Lastly, Google Search’s Helpful Content System, which launched last year to weed out clickbait and enhance result quality, values a mix of perspectives and hints at the advantages of collaborating with external experts and influencers to enrich your content and make it more audience-friendly.


News outlets are at a crossroads as they feel the impact of social media changes and AI. The platform updates made by Facebook and X have caused dramatic drops in traffic to news and media websites. (For more on this, take a look at this piece from Allison Carter at Ragan Communications and PR Daily). And while LinkedIn and TikTok encourage news-focused posts, they work hard to create an environment where users don’t want to exit to visit a separate site.

This comes at a time when traditional newsrooms are already under strain.
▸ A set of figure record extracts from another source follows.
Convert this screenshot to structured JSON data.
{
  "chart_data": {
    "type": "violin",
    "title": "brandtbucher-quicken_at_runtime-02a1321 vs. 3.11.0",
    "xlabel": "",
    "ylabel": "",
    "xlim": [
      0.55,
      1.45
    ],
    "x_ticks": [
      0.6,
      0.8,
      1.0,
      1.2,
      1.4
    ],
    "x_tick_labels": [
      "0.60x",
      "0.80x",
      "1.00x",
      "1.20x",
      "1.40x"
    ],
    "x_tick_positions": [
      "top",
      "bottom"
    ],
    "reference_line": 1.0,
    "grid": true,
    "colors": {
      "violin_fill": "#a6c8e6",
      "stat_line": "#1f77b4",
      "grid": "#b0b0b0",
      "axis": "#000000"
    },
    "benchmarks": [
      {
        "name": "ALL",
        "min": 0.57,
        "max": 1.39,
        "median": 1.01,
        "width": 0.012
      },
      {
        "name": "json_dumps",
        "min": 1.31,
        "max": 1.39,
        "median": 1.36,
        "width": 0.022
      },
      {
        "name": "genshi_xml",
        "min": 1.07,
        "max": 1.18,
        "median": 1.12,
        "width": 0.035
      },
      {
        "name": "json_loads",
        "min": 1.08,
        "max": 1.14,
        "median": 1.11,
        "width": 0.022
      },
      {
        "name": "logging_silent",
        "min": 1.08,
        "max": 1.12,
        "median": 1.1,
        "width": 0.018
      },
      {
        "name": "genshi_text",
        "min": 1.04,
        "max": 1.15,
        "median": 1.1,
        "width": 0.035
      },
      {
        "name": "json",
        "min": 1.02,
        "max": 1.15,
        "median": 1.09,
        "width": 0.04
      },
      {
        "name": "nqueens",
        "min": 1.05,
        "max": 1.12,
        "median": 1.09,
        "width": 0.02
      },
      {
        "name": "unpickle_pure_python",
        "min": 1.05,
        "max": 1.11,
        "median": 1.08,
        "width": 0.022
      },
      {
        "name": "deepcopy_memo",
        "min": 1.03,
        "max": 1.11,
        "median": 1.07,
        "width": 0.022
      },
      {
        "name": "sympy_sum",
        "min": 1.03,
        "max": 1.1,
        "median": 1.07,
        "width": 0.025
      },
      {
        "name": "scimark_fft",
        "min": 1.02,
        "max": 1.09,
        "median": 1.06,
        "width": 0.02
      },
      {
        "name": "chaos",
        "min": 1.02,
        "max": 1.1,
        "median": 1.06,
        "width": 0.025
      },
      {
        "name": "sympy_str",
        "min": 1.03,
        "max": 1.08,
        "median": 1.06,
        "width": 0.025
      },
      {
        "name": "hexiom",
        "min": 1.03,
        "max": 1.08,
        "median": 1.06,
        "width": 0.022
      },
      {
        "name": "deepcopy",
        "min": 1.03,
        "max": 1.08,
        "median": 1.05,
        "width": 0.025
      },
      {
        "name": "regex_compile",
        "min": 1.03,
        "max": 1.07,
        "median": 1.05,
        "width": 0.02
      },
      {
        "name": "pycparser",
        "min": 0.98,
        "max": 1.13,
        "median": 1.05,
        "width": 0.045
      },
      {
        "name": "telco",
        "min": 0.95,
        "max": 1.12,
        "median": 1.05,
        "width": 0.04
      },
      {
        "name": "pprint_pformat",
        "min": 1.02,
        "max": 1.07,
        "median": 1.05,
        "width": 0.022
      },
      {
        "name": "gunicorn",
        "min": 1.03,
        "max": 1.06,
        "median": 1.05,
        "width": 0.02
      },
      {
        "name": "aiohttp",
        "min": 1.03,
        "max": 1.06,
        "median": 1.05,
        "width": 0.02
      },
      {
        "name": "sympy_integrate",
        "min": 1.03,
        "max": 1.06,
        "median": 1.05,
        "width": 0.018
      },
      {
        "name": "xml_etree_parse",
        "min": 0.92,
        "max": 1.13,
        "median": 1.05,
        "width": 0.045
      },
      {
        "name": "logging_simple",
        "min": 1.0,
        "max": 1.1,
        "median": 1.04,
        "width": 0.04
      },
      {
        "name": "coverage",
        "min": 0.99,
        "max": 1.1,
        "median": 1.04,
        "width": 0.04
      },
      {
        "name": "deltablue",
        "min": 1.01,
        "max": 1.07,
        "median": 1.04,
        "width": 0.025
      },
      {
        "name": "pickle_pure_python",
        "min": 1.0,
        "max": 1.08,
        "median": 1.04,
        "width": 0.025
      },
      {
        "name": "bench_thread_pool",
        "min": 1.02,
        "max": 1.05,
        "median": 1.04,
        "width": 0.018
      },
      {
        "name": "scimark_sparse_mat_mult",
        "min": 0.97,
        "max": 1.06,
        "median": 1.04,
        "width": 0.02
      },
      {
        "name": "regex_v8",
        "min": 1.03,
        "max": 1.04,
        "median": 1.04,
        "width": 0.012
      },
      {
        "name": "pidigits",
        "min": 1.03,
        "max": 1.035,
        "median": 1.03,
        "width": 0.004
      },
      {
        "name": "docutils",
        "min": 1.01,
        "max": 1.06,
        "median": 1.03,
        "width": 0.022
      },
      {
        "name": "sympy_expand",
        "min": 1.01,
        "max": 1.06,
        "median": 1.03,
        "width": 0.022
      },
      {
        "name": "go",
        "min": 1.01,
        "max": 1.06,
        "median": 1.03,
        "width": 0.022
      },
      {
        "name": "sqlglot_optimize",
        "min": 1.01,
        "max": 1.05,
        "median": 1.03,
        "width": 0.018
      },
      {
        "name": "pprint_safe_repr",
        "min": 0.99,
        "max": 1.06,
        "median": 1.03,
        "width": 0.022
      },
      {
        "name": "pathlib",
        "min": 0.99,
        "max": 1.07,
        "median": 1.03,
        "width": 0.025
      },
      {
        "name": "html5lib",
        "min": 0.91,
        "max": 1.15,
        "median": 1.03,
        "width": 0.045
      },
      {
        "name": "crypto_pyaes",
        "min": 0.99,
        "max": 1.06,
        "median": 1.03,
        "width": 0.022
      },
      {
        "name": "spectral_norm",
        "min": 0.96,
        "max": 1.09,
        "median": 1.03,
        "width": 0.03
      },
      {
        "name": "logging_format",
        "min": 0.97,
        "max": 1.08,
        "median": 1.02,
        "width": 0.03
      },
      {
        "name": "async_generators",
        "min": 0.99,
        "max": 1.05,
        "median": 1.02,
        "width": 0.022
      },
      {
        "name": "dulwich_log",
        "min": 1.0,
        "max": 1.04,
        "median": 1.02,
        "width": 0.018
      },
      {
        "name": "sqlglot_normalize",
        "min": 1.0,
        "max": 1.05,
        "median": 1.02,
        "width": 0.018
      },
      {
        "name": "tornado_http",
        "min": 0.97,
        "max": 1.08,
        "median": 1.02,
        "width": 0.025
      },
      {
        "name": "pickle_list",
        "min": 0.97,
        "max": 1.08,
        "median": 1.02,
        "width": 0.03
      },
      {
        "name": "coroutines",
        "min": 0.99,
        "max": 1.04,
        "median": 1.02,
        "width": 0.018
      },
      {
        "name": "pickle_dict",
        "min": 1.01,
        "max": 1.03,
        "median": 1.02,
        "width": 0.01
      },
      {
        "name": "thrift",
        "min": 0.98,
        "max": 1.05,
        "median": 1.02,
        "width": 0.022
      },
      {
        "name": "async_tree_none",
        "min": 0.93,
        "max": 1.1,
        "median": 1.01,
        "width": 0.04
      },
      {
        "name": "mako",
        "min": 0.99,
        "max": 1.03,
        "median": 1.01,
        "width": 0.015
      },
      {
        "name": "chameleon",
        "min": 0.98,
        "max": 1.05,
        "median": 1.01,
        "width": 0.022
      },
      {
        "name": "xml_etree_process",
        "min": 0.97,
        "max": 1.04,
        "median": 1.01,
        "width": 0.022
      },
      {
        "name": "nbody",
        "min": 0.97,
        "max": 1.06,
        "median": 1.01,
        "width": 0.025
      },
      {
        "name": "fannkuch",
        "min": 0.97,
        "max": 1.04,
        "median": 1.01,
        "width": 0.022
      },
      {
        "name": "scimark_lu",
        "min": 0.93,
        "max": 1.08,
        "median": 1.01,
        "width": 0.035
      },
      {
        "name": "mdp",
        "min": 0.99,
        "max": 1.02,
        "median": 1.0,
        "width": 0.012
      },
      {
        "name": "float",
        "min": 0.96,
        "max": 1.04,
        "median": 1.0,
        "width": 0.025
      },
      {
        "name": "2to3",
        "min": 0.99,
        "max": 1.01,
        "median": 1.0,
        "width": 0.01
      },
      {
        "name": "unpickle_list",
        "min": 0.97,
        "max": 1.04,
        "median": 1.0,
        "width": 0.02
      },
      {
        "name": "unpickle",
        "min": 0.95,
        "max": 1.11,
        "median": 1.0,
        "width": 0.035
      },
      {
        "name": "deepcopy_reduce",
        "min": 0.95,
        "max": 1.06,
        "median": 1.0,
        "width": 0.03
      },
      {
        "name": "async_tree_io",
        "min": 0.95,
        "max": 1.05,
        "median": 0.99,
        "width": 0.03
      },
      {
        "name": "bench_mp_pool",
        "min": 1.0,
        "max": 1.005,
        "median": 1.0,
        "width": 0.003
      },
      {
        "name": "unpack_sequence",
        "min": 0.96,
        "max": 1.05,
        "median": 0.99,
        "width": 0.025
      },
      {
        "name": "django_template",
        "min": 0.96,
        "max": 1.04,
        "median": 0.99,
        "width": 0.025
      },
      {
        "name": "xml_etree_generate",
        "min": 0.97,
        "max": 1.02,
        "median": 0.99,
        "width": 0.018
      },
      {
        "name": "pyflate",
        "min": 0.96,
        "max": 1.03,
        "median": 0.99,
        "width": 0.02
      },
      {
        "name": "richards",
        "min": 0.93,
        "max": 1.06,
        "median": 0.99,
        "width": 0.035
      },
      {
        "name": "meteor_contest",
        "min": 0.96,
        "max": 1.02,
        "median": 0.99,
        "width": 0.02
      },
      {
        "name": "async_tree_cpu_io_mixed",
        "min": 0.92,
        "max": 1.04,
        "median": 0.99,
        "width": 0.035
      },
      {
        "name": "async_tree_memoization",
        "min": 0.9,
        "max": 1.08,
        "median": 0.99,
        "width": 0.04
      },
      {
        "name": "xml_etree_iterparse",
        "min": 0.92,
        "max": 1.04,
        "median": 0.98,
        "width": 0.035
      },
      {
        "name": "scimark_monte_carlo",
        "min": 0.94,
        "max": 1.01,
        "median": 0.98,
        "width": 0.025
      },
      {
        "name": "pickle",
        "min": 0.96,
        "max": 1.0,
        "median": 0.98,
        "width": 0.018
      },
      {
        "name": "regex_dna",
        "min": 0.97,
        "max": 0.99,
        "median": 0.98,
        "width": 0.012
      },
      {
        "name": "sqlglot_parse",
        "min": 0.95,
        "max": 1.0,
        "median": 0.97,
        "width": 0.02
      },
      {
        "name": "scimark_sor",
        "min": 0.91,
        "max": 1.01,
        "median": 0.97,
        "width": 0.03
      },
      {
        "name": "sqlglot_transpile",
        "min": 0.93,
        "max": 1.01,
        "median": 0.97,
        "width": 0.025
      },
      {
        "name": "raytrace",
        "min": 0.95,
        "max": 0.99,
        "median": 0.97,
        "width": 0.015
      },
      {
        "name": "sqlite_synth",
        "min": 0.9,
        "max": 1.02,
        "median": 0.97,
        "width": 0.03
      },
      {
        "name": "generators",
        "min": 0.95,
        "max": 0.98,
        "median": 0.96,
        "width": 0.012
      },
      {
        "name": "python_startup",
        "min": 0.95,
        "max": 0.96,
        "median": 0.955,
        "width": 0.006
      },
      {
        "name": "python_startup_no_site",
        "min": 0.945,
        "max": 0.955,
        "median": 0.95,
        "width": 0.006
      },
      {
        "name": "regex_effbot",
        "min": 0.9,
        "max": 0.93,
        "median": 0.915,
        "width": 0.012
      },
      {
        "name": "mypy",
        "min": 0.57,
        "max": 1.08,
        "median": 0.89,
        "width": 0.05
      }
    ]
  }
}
Newsrooms continue to get smaller, and what’s left of teams are also grappling with a rise in misinformation. Altogether, this is putting more pressure on journalists to choose stories that will increase clicks and to source solid data and insights from industry experts to support their coverage. It also means they have a lot less bandwidth for softer news and evergreen storylines.

News providers are also racing to stand out in this new digital reality. Conversations around how news sites might incorporate AI are starting to grow. Jeff Jarvis, author of The Gutenberg Parenthesis, has talked about how the future of media might be more conversational with news sites incorporating LLMs so visitors can “chat” with specific articles, journalists, or the publication. For now, though, publishers are making smaller yet meaningful shifts to differentiate themselves. For instance, Bloomberg is beefing up its data journalism team and ramping up AI coverage with new hires like Leon YinShirin Ghaffary and Seth Fiegerman. Meanwhile, TIME is leaning into opinion content with its Time100 Voices initiative, aligning with Google’s signal about prioritizing thought leadership content.

Moving into 2024, your media outreach should center around data-driven storytelling, thought leadership perspectives, and storylines tied to the current news landscape.

As we enter a new year, navigating these digital shifts will be crucial for marketing communications professionals. Staying ahead of these trends, adapting new strategies, and finding fresh ways to connect with our audiences will ensure we continue communicating effectively in a digital-first world. By embracing these changes, we can not only keep up with the evolving digital narrative but also discover new opportunities to enhance our brands’ presence and engagement online.